Q: Was Miami a leader in the state?

A: Yes. To our knowledge It was nowhere else. We invented it here. In 1994, we applied for a national award called the Hesburgh Award which identified the best faculty development program in the United States to improve undergraduate education. Miami got that award. When that happened, other places expressed interest. We got a grant from the Ohio Board of Regents to try it out in the state of Ohio at other institutions; Ohio State, Kent State and Ohio universities tried it and it worked really well on their campuses. Around 1999, we got a federal grant to expand across the United States. Today there are more than 1000 universities implementing faculty learning communities based on our model.

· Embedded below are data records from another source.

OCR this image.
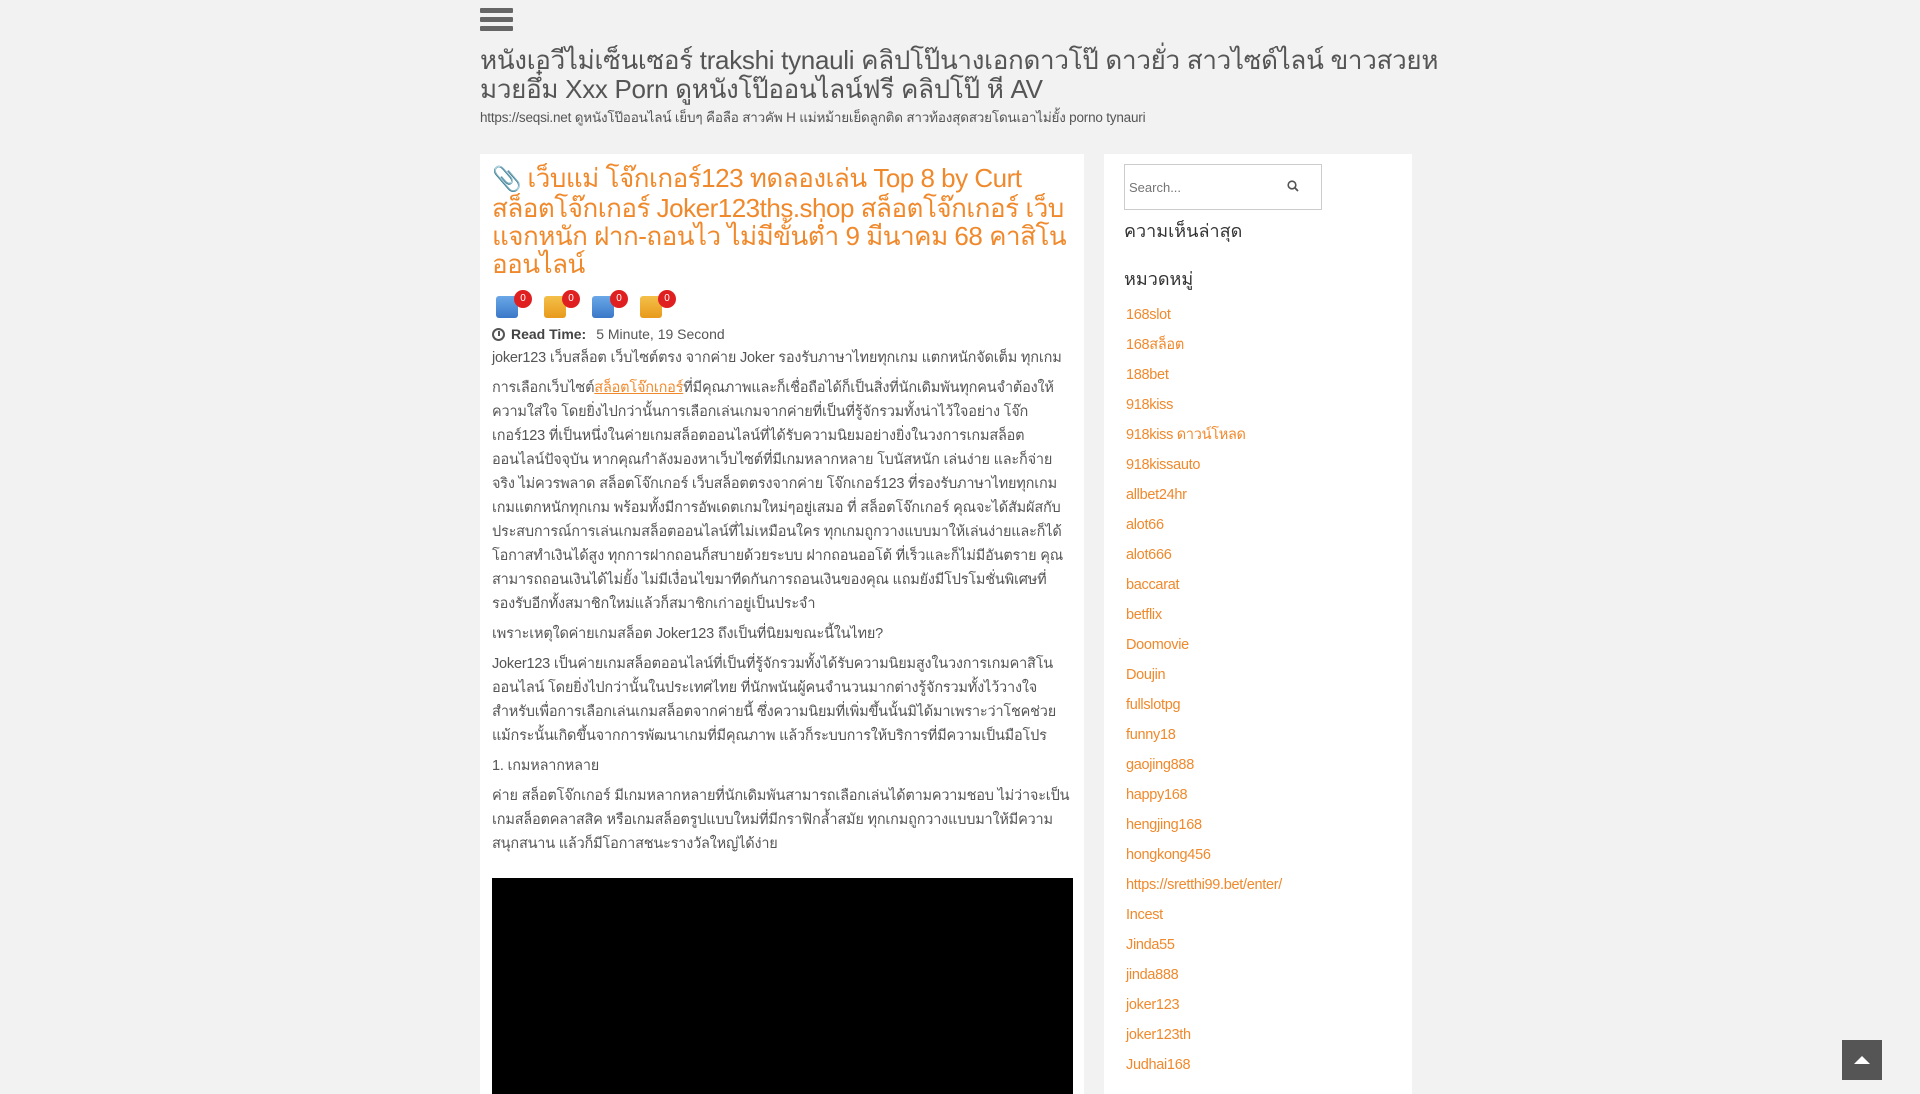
หนังเอวีไม่เซ็นเซอร์ trakshi tynauli คลิปโป๊นางเอกดาวโป๊ ดาวยั่ว สาวไซด์ไลน์ ขาวสวยหมวยอึ๋ม Xxx Porn ดูหนังโป๊ออนไลน์ฟรี คลิปโป๊ หี AV
https://seqsi.net ดูหนังโป๊ออนไลน์ เย็บๆ คือลือ สาวคัพ H แม่หม้ายเย็ดลูกติด สาวท้องสุดสวยโดนเอาไม่ยั้ง porno tynauri
📎 เว็บแม่ โจ๊กเกอร์123 ทดลองเล่น Top 8 by Curt สล็อตโจ๊กเกอร์ Joker123ths.shop สล็อตโจ๊กเกอร์ เว็บแจกหนัก ฝาก-ถอนไว ไม่มีขั้นต่ำ 9 มีนาคม 68 คาสิโนออนไลน์
0	0	0	0
Read Time: 5 Minute, 19 Second

joker123 เว็บสล็อต เว็บไซต์ตรง จากค่าย Joker รองรับภาษาไทยทุกเกม แตกหนักจัดเต็ม ทุกเกม

การเลือกเว็บไซต์สล็อตโจ๊กเกอร์ที่มีคุณภาพและก็เชื่อถือได้ก็เป็นสิ่งที่นักเดิมพันทุกคนจำต้องให้ความใส่ใจ โดยยิ่งไปกว่านั้นการเลือกเล่นเกมจากค่ายที่เป็นที่รู้จักรวมทั้งน่าไว้ใจอย่าง โจ๊กเกอร์123 ที่เป็นหนึ่งในค่ายเกมสล็อตออนไลน์ที่ได้รับความนิยมอย่างยิ่งในวงการเกมสล็อตออนไลน์ปัจจุบัน หากคุณกำลังมองหาเว็บไซต์ที่มีเกมหลากหลาย โบนัสหนัก เล่นง่าย และก็จ่ายจริง ไม่ควรพลาด สล็อตโจ๊กเกอร์ เว็บสล็อตตรงจากค่าย โจ๊กเกอร์123 ที่รองรับภาษาไทยทุกเกม เกมแตกหนักทุกเกม พร้อมทั้งมีการอัพเดตเกมใหม่ๆอยู่เสมอ ที่ สล็อตโจ๊กเกอร์ คุณจะได้สัมผัสกับประสบการณ์การเล่นเกมสล็อตออนไลน์ที่ไม่เหมือนใคร ทุกเกมถูกวางแบบมาให้เล่นง่ายและก็ได้โอกาสทำเงินได้สูง ทุกการฝากถอนก็สบายด้วยระบบ ฝากถอนออโต้ ที่เร็วและก็ไม่มีอันตราย คุณสามารถถอนเงินได้ไม่ยั้ง ไม่มีเงื่อนไขมาทีดกันการถอนเงินของคุณ แถมยังมีโปรโมชั่นพิเศษที่รองรับอีกทั้งสมาชิกใหม่แล้วก็สมาชิกเก่าอยู่เป็นประจำ

เพราะเหตุใดค่ายเกมสล็อต Joker123 ถึงเป็นที่นิยมขณะนี้ในไทย?

Joker123 เป็นค่ายเกมสล็อตออนไลน์ที่เป็นที่รู้จักรวมทั้งได้รับความนิยมสูงในวงการเกมคาสิโนออนไลน์ โดยยิ่งไปกว่านั้นในประเทศไทย ที่นักพนันผู้คนจำนวนมากต่างรู้จักรวมทั้งไว้วางใจสำหรับเพื่อการเลือกเล่นเกมสล็อตจากค่ายนี้ ซึ่งความนิยมที่เพิ่มขึ้นนั้นมิได้มาเพราะว่าโชคช่วย แม้กระนั้นเกิดขึ้นจากการพัฒนาเกมที่มีคุณภาพ แล้วก็ระบบการให้บริการที่มีความเป็นมือโปร

1. เกมหลากหลาย

ค่าย สล็อตโจ๊กเกอร์ มีเกมหลากหลายที่นักเดิมพันสามารถเลือกเล่นได้ตามความชอบ ไม่ว่าจะเป็นเกมสล็อตคลาสสิค หรือเกมสล็อตรูปแบบใหม่ที่มีกราฟิกล้ำสมัย ทุกเกมถูกวางแบบมาให้มีความสนุกสนาน แล้วก็มีโอกาสชนะรางวัลใหญ่ได้ง่าย

Search...
ความเห็นล่าสุด
หมวดหมู่
168slot
168สล็อต
188bet
918kiss
918kiss ดาวน์โหลด
918kissauto
allbet24hr
alot66
alot666
baccarat
betflix
Doomovie
Doujin
fullslotpg
funny18
gaojing888
happy168
hengjing168
hongkong456
https://sretthi99.bet/enter/
Incest
Jinda55
jinda888
joker123
joker123th
Judhai168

Q: What major changes have you seen over the last 20 years?

A: The Teaching and Learning Center was created in 2003. We also went international. Now several countries have FLCs going, like China and particularly Hong Kong, South Korea, Lebanon, the UK and Colombia. There are many, many efforts around the world now based on Miami’s model that are successful.

Q: How can current faculty members get involved with an FLC?

A: Current faculty or staff can propose an FLC (that he or she will facilitate) by Feb. 15. Usually there are eight or nine FLCs funded each year. Once the new FLCs are announced, faculty are invited to apply online by the beginning of April. The facilitators of the FLCs select their members. Operational and financial support is provided by the Center for Teaching Excellence.